Wrongful Death Lawsuit
A Philips CPAP machine wrongful death complaint was filed in January 2022 by the family of a Missouri man. They claim that Terrance P. Flynn’s sleep apnea device caused esophageal cancer. He died just weeks before Philips announced the recall.
According to the lawsuit, Koninklijke Philips and its North American subsidiaries knew or should have known about these potentially life-threatening health risks prior to the recall, but did nothing to warn patients or their physician. Flynn had used a recalled device since 2011 through May 2020. He died on May 31, 2021.
More Woes for Philips
Royal Philips NV is getting hit-- hard. The company and its subsidiaries were served subpoenas on April 8 by the U.S. Department of Justice (DOJ) in connection to an ongoing investigation into the recall that's led to more than 100 lawsuits and multidistrict litigation, the company announced in a recent U.S. Securities and Exchange Commission filing.

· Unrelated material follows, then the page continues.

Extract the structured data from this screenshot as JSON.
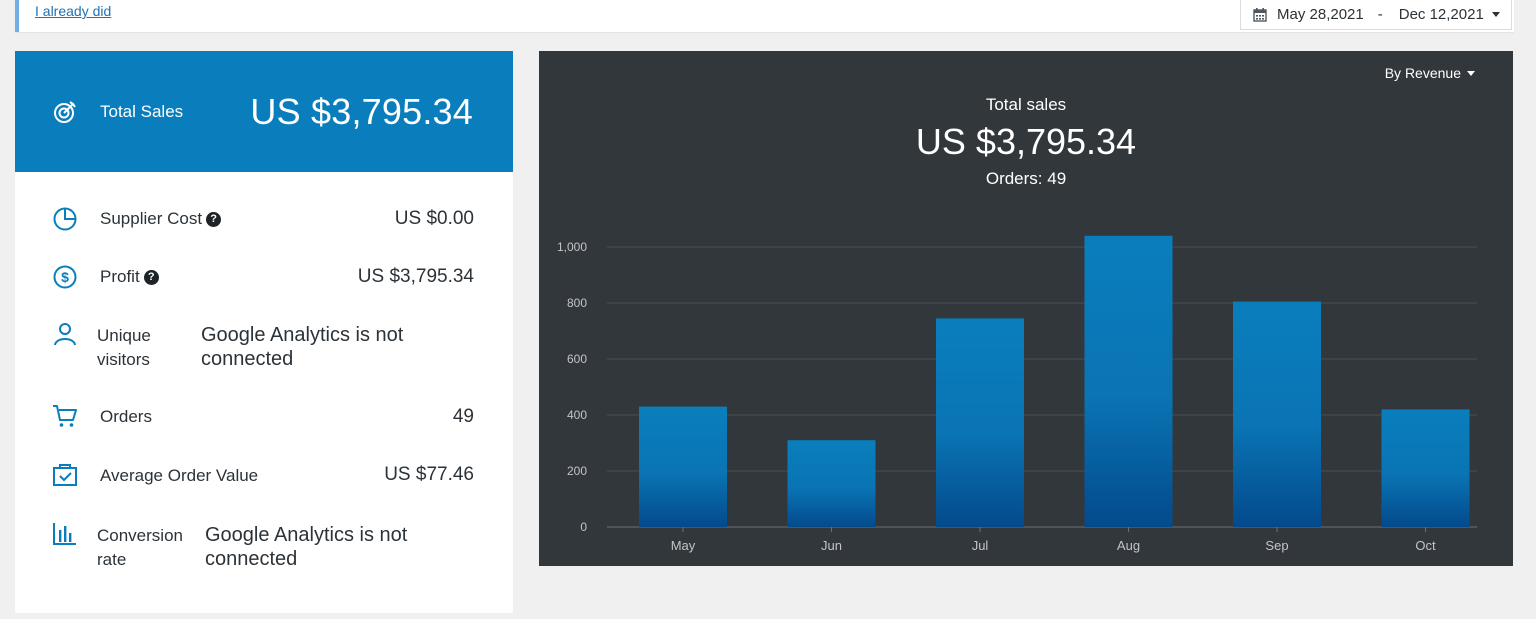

The subpoena from the DOJ was “to provide information related to events leading to the Respironics recall,” said Philips’ Chief Executive Officer Frans van Houten. “The relevant subsidiaries are cooperating with the agency.” He added that no specific allegations were raised in the subpoenas, rather it was only a general request for information about the recall.
And Philips is feeling the pinch from the FDA. Nearing the one-year anniversary of its official recall notice, the company may not make the agency’s preferred timeline to repair and replace the 5.2 million affected devices, which leaves many users in the dark – the lights may be out but they may not be getting a good night’s sleep. The Netherlands-based company told Nieuwsuur that over 70 percent of Dutch users have not yet been helped. The company currently aims to give 90 percent of affected people worldwide a new or repaired machine by the end of this year.
READ MORE CPAP LUNG CANCER LEGAL NEWS
In the U.S. Philips is currently facing 185 personal injury lawsuits and more than 100 class-action lawsuits tied to the device recall. Those class-action lawsuits are expected to be combined into two lawsuits this summer, according to Philips.